With its strawberries and cream, grassy slopes, and peaceful setting in a leafy part of London, Wimbledon is a world away from Ukraine, where the bombs still fall four months after Russia invaded.
For the Ukrainians competing at SW19, however, the war never truly leaves them.
On Wednesday, Anhelina Kalinina will face Lesia Tsurenko in an all-Ukrainian second-round match they hope can draw attention to the continued plight of their country.
Since Russia began its war in Ukraine in February, millions of refugees have fled Ukraine to neighboring countries, and for Kalinina, her family is among the uprooted.
She confirmed to reporters on Monday that her parents’ home in the Kyiv suburb of Irpin had been bombed, saying “they are alive, they are safe” but “living on the bags and praying every day.”
“There are huge holes in the house, like huge holes,” she said, before revealing the family were now living with her and her husband.
“It’s a very small apartment for my family, because, like, my mum, my dad, my brother, and they have pets.
“They are so happy, and we are grateful … that they have a place to move from Irpin city because Irpin is fully bombed.”
“I’m helping a lot my grandmother and grandfather who are in occupied territory now,” she added.
“They can’t leave. So next door is like Russian soldiers with all their military stuff.”
After Kalinina defeated Anna Bondar 4-6 6-2 6-4 in the first round, she secured £78,000 ($96,000) to help her family. A win in the second-round would yield a total of £120,000 ($147,000).
“I understand it’s hard to focus, but for me it matters if I win or if I lose,” Kalinina said.
“If you go further, you earn more money. Then I’m able to help, and I’m helping as much as I can and not only to my family. So for me that matters.”
Her opponent on Wednesday, Tsurenko, has been working with a psychologist to navigate the trauma caused by the war.
While Tsurenko’s mother continues to reside in the south of Ukraine, her sister now lives in Italy near her having lived through three months of the war in Ukraine.
“I don’t feel good,” she told reporters. “I feel really worried, especially because I know that they are trying to get the one object, which is 100 meters away from my home, from the building where I live.
“When the war started, I start to feel this tension inside of me … This feeling, this tension will only be released when the war will finish. There is nothing I can do about it.”
In previous grand slams this year, Tsurenko was drawn against the eventual tournament champion in the opening round – Ashleigh Barty at the Australian Open and Iga Swiatek at the French Open.
At Wimbledon, however, Tsurenko received a more favorable first-round opponent and dispatched Britain’s Jodie Burridge in a 6-2 6-2 victory.
Like Kalinina, her motivation to continue playing tennis stems from using her platform to help her country.

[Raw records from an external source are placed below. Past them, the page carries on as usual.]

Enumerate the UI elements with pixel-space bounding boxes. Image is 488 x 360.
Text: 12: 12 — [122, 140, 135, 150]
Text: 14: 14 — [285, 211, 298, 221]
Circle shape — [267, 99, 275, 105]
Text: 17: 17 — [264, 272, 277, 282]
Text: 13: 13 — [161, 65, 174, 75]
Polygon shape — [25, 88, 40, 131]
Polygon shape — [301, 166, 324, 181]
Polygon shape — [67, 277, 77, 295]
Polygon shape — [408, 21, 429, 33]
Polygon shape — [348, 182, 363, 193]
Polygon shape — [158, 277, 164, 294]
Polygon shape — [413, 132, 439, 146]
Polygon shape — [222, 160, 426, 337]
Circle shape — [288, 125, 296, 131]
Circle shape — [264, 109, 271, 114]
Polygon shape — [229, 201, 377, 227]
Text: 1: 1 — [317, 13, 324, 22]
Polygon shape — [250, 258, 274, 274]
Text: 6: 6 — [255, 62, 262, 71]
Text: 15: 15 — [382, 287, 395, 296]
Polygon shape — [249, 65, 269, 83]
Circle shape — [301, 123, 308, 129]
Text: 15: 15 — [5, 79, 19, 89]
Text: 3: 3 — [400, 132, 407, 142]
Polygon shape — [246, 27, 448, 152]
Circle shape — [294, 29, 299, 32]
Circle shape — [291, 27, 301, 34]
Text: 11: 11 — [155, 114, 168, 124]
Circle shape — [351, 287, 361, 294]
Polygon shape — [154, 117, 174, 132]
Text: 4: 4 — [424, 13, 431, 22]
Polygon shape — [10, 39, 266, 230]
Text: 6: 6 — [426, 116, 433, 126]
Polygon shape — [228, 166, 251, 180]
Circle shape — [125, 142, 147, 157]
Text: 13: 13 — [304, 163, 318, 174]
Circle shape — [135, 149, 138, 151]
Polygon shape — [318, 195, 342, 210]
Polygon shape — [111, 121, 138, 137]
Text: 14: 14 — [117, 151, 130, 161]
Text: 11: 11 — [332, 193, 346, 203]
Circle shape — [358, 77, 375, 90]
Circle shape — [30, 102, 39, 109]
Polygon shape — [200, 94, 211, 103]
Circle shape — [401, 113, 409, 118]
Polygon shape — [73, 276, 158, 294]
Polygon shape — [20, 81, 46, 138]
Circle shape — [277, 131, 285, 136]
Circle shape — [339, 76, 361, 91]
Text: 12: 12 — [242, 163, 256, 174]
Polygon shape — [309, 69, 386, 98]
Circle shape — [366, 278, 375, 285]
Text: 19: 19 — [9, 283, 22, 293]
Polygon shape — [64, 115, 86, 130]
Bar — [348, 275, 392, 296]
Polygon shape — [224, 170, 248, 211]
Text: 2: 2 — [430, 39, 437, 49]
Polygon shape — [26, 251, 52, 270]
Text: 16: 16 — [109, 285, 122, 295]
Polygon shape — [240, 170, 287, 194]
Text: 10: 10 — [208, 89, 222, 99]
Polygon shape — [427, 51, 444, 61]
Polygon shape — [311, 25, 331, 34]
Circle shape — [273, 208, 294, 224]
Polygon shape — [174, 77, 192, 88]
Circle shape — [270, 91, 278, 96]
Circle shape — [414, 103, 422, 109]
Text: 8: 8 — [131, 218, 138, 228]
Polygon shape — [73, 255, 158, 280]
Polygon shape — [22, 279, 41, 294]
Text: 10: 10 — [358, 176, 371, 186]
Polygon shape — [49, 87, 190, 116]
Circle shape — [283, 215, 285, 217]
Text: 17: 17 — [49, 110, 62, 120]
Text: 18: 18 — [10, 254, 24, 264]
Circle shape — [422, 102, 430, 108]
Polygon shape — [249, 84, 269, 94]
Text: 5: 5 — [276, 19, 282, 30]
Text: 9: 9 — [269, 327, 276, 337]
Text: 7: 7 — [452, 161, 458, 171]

“I think with all the sportsmen that are able to take part in the competitions, also with all the singers that go to Poland, to Germany, and having all the concerts, that part when Ukrainians can just go and remind the whole world that we are here, we still have war and we need your help,” she said.
“This is the main thing that I would wish to happen, that we get a lot of heavy weapons. We just want to remind [people] that Ukraine is in trouble and we need help.”
On the same day as Tsurenko’s first match at Wimbledon, the war spilled out of the front line once again as a Russian airstrike struck a shopping mall in Kremenchuk, central Ukraine, killing at least 18 people.
The tennis player said the toughest part for her was that she knew people on the front line.
“One guy has been taken by Russians, so we don’t know what is going on with him,” she said.
“We know that he’s alive. Two more guys are fighting there at the moment, and a few people are dead already because of the war.”
On Monday the two players had not decided how to honor their home country during their match.
“It’s great that two of us are meeting in the second round, and so it will be one Ukrainian in the third round,” she continued.
Tsurenko said that, if allowed, she would wear a Ukrainian ribbon on her kit.